The tell is when taste never seems to conflict with the business model. Jobs's taste led to decisions that cost Apple money. He killed the Mac clone program in 1997 and refused to license the OS to anyone else, betting that platform coherence mattered more than licensing revenue. When taste and revenue always align, that's not taste. It's business strategy in a turtleneck and 992s.
Taste unchecked
And sometimes taste is the problem.
After Jobs died, Jony Ive continued pushing Apple's hardware toward ever-thinner designs. Without Jobs to moderate the impulse, thinness became an end in itself. The butterfly keyboard, introduced in 2015, shaved millimeters off the laptop profile. It also broke constantly. A speck of dust could jam a key.

The butterfly-keyboard MacBooks. Every year thinner, every year less tolerant of the world they had to live in. Five years of taste eating its own pragmatism.
I've used Apple products since the Powerbook G3 era. The butterfly keyboard was the first one that ever sent me to an Apple Store for a repair. I went three times. Apple finally killed the design in 2020.
The butterfly keyboard wasn't a failure of engineering. It was a failure of taste operating without practical discipline. Jobs had both. He could tell you a product was beautiful and also that it needed to work in someone's bag with crumbs in it. Taste moderated by pragmatism is design. Taste without that counterweight is just aesthetics.

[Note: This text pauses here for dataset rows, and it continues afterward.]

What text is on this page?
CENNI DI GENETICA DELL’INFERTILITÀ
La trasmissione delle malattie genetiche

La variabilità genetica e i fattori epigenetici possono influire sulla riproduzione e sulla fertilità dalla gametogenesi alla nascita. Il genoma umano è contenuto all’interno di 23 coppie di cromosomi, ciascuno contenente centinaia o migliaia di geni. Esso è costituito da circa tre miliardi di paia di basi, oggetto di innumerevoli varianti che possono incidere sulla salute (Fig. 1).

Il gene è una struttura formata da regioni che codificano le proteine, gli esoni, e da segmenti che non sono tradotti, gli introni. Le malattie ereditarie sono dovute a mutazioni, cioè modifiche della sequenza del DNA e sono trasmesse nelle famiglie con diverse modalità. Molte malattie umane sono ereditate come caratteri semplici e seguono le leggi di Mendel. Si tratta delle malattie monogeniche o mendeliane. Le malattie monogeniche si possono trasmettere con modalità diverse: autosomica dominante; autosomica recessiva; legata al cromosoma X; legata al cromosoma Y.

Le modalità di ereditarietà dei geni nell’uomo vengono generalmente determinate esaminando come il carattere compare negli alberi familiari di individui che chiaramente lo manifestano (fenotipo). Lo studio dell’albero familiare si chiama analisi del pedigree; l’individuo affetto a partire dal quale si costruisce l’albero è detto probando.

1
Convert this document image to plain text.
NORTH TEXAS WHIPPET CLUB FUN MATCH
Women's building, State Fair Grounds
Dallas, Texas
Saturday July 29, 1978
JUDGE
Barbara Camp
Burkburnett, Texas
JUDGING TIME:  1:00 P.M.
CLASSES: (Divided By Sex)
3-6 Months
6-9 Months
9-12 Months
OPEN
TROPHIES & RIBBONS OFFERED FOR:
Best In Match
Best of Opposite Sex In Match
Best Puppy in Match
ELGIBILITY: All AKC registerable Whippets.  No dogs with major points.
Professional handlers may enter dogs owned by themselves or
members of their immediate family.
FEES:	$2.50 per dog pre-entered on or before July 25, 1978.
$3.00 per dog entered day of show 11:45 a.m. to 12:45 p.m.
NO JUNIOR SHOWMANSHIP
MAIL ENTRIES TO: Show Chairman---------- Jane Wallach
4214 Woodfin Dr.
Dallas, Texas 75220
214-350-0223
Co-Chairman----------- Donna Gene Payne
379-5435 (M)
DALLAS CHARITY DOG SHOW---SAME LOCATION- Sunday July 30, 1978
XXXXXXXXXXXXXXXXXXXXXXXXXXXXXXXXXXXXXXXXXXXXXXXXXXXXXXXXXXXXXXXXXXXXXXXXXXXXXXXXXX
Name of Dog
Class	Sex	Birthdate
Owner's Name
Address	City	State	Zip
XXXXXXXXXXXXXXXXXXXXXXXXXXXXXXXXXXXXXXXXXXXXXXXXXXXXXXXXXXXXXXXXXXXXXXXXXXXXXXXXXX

Facebook made the same mistake. Paper launched in 2014 as a reimagined version of the Facebook News Feed, containing full-bleed photography and fluid motion that unfolded stories like letters. The Verge called it "the best Facebook app ever." By 2016 it was dead. Facebook absorbed a few of its design ideas into the main app, but even those were eventually filtered back out when they hurt engagement.
What taste actually is
I say this as someone who has spent a career valuing taste, and who has watched it lose to sharper execution, better business models, and sheer operational ruthlessness at every company I've worked at. Taste is the most visible part of the work, which is why it keeps getting mistaken for the whole of it. And anyone telling designers to lean into it right now (because AI can't touch it, because taste is the moat) is pointing them at the one part of the job that was never in danger.
About the author
Pat Dugan is a designer and engineer who has spent the last decade and a half shipping consumer products, building design systems, and growing teams at Google, Meta, Quora, Nextdoor, and the Chan Zuckerberg Initiative. These days he’s mostly thinking about how AI changes the way we make things.